Why We Should Not Be Laughing Over BuzzFeed's New 'Men Explain the Vagina' Video

Why We Should Not Be Laughing Over BuzzFeed's New 'Men Explain the Vagina' Video

Vaginas are mysterious, elusive and terrifying creatures — somewhere between Smaug and string theory — and we really can't expect people without them to understand them, care about them or know anything about how they work.

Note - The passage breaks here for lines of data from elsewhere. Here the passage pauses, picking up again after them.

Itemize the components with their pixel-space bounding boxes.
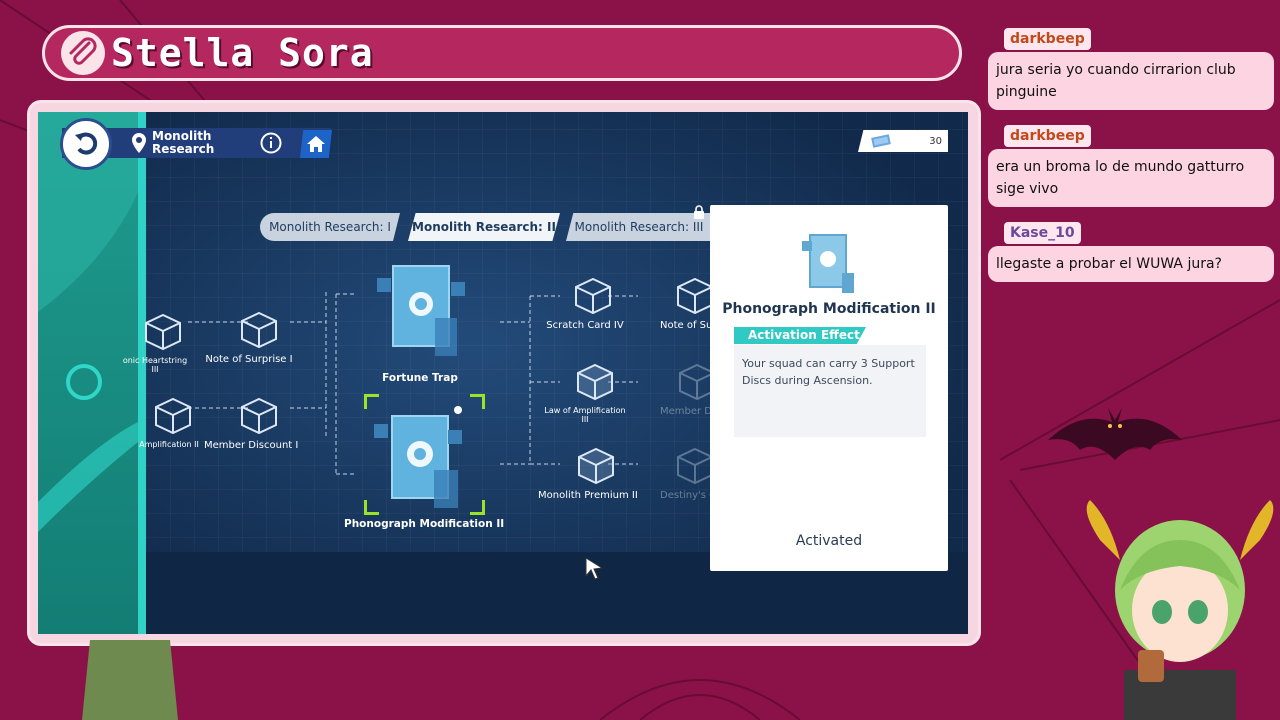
game-window: Monolith Research 30 Monolith Research: … bbox=[38, 112, 968, 634]
cube-icon bbox=[241, 397, 277, 435]
node-law-of-amplification-iii[interactable]: Law of Amplification III bbox=[544, 362, 630, 424]
cube-icon bbox=[577, 363, 613, 401]
node-label: Phonograph Modification II bbox=[344, 518, 505, 530]
panel-title: Phonograph Modification II bbox=[722, 301, 936, 317]
cube-icon bbox=[144, 313, 181, 351]
record-card-icon bbox=[802, 234, 854, 293]
chat-username: darkbeep bbox=[1004, 125, 1091, 147]
node-fortune-trap[interactable]: Fortune Trap bbox=[360, 258, 480, 384]
node-member-discount-i[interactable]: Member Discount I bbox=[204, 396, 298, 451]
node-label: Amplification II bbox=[139, 440, 199, 449]
stream-title-bar: Stella Sora bbox=[42, 25, 962, 81]
node-heartstring-iii[interactable]: onic Heartstring III bbox=[123, 312, 195, 374]
activation-effect-text: Your squad can carry 3 Support Discs dur… bbox=[734, 345, 926, 437]
cube-icon bbox=[155, 397, 191, 435]
selection-corner bbox=[470, 500, 485, 515]
node-note-of-surprise-i[interactable]: Note of Surprise I bbox=[205, 310, 294, 365]
activation-effect-label: Activation Effect bbox=[734, 327, 866, 344]
chat-message: era un broma lo de mundo gatturro sige v… bbox=[988, 149, 1274, 207]
chat-username: Kase_10 bbox=[1004, 222, 1081, 244]
record-card-icon bbox=[374, 406, 462, 508]
selection-corner bbox=[364, 500, 379, 515]
cube-icon bbox=[574, 277, 611, 315]
cube-icon bbox=[241, 311, 277, 349]
paperclip-icon bbox=[61, 31, 105, 75]
node-amplification-ii[interactable]: Amplification II bbox=[139, 396, 204, 449]
node-label: Monolith Premium II bbox=[538, 490, 638, 501]
selection-corner bbox=[470, 394, 485, 409]
chat-username: darkbeep bbox=[1004, 28, 1091, 50]
activation-status: Activated bbox=[795, 533, 863, 549]
mouse-cursor-icon bbox=[585, 557, 604, 580]
node-scratch-card-iv[interactable]: Scratch Card IV bbox=[546, 276, 625, 331]
node-label: Scratch Card IV bbox=[546, 320, 624, 331]
chat-message: jura seria yo cuando cirrarion club ping… bbox=[988, 52, 1274, 110]
streamer-avatar bbox=[1086, 500, 1274, 720]
chat-message: llegaste a probar el WUWA jura? bbox=[988, 246, 1274, 282]
node-monolith-premium-ii[interactable]: Monolith Premium II bbox=[538, 446, 638, 501]
selection-corner bbox=[364, 394, 379, 409]
node-label: Law of Amplification III bbox=[544, 406, 626, 424]
node-label: onic Heartstring III bbox=[122, 356, 188, 374]
bat-icon bbox=[1048, 408, 1182, 460]
node-label: Fortune Trap bbox=[382, 372, 458, 384]
node-detail-panel: Phonograph Modification II Activation Ef… bbox=[710, 205, 948, 571]
record-card-icon bbox=[377, 265, 465, 356]
stream-title: Stella Sora bbox=[111, 31, 374, 75]
node-label: Member Discount I bbox=[204, 440, 299, 451]
cube-icon bbox=[578, 447, 614, 485]
tree-trunk-decoration bbox=[82, 640, 178, 720]
node-label: Note of Surprise I bbox=[205, 354, 293, 365]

That's why everyone is supposed to laugh heartily at BuzzFeed's new video "Men Explain the Vagina," in which a group of dudes make uninformed and often very incorrect guesses about an anatomical model of a female reproductive system. What's really a joke, of course, is that anyone with a vagina would laugh off this display of blithe ignorance — not to mention let any one of these fellas near their business.

An engineer should understand internal combustion before creating a car. A barista should understand the latte machine before serving up those beautiful cups of joe in the morning. And so it just makes sense that consenting adults should be held to a similar standard — and know that pee doesn't come from the anus and that the cervix is, in fact, on the inside.

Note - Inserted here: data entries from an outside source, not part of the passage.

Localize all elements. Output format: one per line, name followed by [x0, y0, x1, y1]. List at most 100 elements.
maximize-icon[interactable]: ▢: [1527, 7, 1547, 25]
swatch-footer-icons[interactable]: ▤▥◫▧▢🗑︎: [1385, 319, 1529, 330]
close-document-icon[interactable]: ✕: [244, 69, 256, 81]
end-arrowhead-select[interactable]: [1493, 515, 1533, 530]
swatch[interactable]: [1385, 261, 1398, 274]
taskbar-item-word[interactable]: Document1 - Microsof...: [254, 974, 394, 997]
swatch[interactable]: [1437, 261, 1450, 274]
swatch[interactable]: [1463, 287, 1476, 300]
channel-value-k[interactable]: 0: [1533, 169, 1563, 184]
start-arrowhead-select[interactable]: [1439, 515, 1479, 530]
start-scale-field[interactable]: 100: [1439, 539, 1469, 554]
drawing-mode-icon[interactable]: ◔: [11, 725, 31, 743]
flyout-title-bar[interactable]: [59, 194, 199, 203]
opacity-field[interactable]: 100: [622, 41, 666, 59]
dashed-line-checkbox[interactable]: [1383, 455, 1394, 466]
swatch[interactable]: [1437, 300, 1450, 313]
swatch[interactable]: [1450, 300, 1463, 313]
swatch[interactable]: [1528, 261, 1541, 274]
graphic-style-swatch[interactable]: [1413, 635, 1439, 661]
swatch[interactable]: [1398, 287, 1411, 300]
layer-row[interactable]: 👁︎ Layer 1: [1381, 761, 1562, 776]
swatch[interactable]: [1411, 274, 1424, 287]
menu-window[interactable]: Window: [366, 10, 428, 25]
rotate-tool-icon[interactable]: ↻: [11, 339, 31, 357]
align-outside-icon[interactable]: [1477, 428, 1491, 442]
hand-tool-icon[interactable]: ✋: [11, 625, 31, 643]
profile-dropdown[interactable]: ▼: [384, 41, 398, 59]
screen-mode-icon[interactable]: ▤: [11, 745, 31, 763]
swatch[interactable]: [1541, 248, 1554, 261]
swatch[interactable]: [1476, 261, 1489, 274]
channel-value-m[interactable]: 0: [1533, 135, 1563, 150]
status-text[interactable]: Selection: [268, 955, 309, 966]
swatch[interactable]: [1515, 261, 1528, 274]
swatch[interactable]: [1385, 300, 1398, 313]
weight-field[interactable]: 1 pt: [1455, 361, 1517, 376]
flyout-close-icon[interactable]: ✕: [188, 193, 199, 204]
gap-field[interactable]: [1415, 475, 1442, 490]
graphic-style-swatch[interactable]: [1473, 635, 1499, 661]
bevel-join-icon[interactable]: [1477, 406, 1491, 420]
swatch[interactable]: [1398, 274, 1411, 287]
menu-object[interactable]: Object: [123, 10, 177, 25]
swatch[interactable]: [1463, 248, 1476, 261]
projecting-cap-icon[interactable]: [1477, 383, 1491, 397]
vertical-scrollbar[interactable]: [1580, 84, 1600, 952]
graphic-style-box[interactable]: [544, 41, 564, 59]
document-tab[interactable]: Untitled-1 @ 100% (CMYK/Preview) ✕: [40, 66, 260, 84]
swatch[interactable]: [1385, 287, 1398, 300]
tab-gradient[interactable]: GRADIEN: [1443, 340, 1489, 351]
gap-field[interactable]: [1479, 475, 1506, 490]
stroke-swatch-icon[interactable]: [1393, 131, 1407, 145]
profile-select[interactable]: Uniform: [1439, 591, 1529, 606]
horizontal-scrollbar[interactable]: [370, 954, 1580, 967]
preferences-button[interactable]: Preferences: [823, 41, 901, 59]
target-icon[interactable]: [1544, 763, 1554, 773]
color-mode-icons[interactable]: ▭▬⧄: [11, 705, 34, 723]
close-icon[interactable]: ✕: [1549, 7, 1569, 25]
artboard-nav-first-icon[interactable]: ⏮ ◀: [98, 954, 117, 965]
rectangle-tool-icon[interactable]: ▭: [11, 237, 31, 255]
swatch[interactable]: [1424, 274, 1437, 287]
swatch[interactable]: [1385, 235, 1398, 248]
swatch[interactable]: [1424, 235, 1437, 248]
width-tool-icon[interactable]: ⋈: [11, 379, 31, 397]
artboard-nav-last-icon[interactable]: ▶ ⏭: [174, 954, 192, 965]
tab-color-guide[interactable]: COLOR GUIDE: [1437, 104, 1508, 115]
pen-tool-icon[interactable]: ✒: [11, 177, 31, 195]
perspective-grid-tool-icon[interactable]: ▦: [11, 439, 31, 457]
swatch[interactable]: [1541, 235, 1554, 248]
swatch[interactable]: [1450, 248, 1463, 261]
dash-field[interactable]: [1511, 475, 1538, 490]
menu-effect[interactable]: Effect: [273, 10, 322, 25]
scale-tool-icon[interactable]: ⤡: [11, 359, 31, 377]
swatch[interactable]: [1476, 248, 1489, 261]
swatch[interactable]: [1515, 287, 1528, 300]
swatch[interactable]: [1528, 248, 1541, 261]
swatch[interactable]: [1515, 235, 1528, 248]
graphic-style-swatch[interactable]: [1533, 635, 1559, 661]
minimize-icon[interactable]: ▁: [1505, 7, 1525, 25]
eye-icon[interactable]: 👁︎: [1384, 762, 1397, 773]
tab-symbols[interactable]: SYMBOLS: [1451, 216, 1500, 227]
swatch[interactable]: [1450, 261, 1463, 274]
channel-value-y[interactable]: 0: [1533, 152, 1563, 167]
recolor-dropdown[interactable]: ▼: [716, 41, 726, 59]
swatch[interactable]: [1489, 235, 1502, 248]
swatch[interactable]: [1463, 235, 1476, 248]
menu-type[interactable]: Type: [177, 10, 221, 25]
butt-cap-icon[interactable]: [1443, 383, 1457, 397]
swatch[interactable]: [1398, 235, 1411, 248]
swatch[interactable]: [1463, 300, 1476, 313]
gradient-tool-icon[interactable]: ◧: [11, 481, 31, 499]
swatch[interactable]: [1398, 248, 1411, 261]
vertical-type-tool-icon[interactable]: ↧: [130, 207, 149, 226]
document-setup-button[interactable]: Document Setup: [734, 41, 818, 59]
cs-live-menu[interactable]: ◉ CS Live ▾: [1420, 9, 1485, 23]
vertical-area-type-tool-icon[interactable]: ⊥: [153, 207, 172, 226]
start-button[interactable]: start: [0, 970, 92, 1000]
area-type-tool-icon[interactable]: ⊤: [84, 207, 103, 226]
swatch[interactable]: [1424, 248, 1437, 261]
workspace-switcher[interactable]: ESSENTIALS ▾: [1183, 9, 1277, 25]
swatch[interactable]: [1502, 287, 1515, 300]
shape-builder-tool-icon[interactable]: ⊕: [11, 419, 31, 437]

But hey, we're fun, we can laugh. It appears that at the very least many of these guys' hearts are in the right place. They even say it at the end: "Save the vaginas!" Whatever that means. Because that sort of campaign is always so empowering.

What BuzzFeed has done is inadvertently but effectively put several issues on display in less than two minutes, the largest elephant in the room being the utter failure of sex education in the United States. Sure, many people remember fifth grade and that first, horribly uncomfortable moment when tampons were explained to a room full of peers. It was hilarious and squirmy, but that was 1995. It's high time Americans — men and women — got over their aversion to the female reproductive system.

Really. We should be over abstinence-only education, which generally doesn't work, doesn't lower teen pregnancy rates and doesn't seem to even change when teens start to have sex. We should be over letting people think sex itself is so all-defining that it's a waste of time to know how vaginas work. We should be over teaching the mechanics of body parts instead of encouraging people how to think about having good sex. Research shows that a depressingly high percentage of women fake their orgasms. That couldn't possibly have anything to do with the fact that apparently some men don't know where the clitoris is, could it?

Dudes-who-know-squat-about-vaginas of BuzzFeed, you're officially introduced to Jon Spencer, of Heavy Trash, Pussy Galore and the Jon Spencer Blues Explosion. He has some brief lessons for you too: Don't be afraid to ask questions, and don't be afraid to enthusiastically experiment. With a little education, real-life vaginas are a wonderful thing.